2022年秋公開の映画 『ミューズは溺れない』 は、第15回田辺・弁慶映画祭、第22回TAMA NEW WAVE コンペティションの双方でグランプリを受賞し、計6冠を達成するなど注目を集めている。
主演を務めたのは23歳の女優、上原実矩。
3年前、12日間にわたる撮影期間は「死闘」だったという。
創作活動や人間関係に葛藤しながらも前に進もうとする高校生を体当たりで演じるなかで、上原自身も徹底的に自己問答を繰り返した。そんな彼女の“生きた模索”が感じられる作品をコラージュに昇華。さらに上原からも「撮影時と今」というテーマでコメントをいただいた。

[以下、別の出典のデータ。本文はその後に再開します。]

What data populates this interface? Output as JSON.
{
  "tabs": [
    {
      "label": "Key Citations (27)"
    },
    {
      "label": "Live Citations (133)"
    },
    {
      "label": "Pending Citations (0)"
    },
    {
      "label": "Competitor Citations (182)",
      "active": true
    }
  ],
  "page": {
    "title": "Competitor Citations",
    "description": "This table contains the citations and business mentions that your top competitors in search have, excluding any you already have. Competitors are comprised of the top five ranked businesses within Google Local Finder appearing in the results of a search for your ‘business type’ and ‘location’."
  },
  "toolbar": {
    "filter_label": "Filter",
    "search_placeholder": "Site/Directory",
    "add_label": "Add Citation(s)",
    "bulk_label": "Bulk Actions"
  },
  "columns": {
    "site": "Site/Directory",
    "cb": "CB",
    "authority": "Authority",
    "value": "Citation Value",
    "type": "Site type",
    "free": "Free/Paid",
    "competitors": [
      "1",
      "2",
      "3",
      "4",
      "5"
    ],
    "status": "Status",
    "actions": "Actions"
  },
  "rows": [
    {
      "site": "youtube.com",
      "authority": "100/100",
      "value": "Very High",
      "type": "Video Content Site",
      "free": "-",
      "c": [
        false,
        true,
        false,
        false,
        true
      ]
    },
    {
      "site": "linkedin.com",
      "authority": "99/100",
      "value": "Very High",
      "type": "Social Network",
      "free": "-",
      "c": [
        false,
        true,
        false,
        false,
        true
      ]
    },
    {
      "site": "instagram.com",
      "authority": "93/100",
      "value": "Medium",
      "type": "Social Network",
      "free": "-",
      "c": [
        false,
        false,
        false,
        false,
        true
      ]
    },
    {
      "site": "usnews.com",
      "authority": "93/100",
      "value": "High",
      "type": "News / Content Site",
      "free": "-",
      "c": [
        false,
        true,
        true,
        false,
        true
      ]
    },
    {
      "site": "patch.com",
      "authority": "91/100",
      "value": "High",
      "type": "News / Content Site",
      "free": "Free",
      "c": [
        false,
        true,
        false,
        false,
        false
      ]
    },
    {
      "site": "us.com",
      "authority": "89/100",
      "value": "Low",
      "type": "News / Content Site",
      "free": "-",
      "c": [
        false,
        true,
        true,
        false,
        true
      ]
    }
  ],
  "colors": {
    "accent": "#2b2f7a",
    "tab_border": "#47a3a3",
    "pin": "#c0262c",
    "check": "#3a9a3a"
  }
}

彼女の飾らない言葉が独特な重みを持つのは、現在進行形で成長し、成熟し、そして老いていく私たちの心が共通項を見出すからではないだろうか。
時間が経つと頭からこぼれ落ちていってしまうものが無数にある。
メモをスクロールしていると、
その頃に書き起こしていた気持ちや
もらった言葉のメモを見つけた。
「模索しているみくちゃんも、私からしてみたらとっても魅力的です。これからも器用にならず、荒ぶる魂のみくちゃんでいてください。」
もうひとつ、これは作品に入る前の8月15日。
「自分が今までの作品で後悔してきたこと、
その気持ちを全部ぶつけたい。」
なくしていたものをみつけたような、
そんな気持ちになった。
あの撮影から三年経って、その間いろんなところをぐるぐるとして、
ここからがまた、スタートラインだと思う。
そうインタビューで呟くと、
まだまだやってくるぞ、と 大人たちから脅された。
えー、なにがよ!
まだあるの!うげげー…
まあ、大体占いにも波瀾万丈って出るからなあ。
なんて、ぶつぶつ。
と同時に、わくわくする自分がいる。
目の前のこと、
できることからひとつひとつ、
できないこともひとつひとつ、
変わったところと、変わらないところと、
わちゃわちゃと戯れながら、
時には、えいっと飛び込んでみたり。
どうせなら今のうちに骨折しまくったり。
まだまだ足りないところと、やりたいことが多すぎる。
これからも雨にも風に吹かれながら
大地にめりめりと根を張って生きてやろう、と思う、
二十三歳の現在地。
上原実矩
『ミューズは溺れない』
監督・脚本・編集 : 淺雄望
出演 : 上原実矩、若杉凩、森田想ほか
企画・制作・プロデュース : カブフィルム
配給宣伝 : ムービー・アクト・プロジェクト
配給協力 : ミカタ・エンタテインメント
2021年
9/30(金)〜10/6(木)テアトル新宿、
10/14(金)・10/15(土)シネ・リーブル梅田ほか全国順次公開
PROFILE
上原実矩 | Miku Uehara
1998年11月4日生まれ、俳優・モデル。
映画『君に届け』(10/熊澤尚人)で俳優としてスクリーンデビュー。
その後も『暗殺教室』(15/羽住英一郎)、
『来る』(18/中島哲也監督)や『青葉家のテーブル』(21/松本壮史監督)、『余命10年』(22/藤井道人監督)、『流浪の月』(22/李相日監督)、『ぜんぶ、ぼくのせい』(22/松本優作監督)など多数の映画やドラマに出演。
主演を務めた『ミューズは溺れない』(21/淺雄望監督)で、第22回TAMA NEW WAVEコンペティションでベスト女優賞を受賞。同作は各地の若手の登竜門と言われる映画祭で作品賞など多数受賞し、俳優として着実に注目をあつめる。独特な個性から大手企業広告にも多数出演し、多岐にわたり活躍中。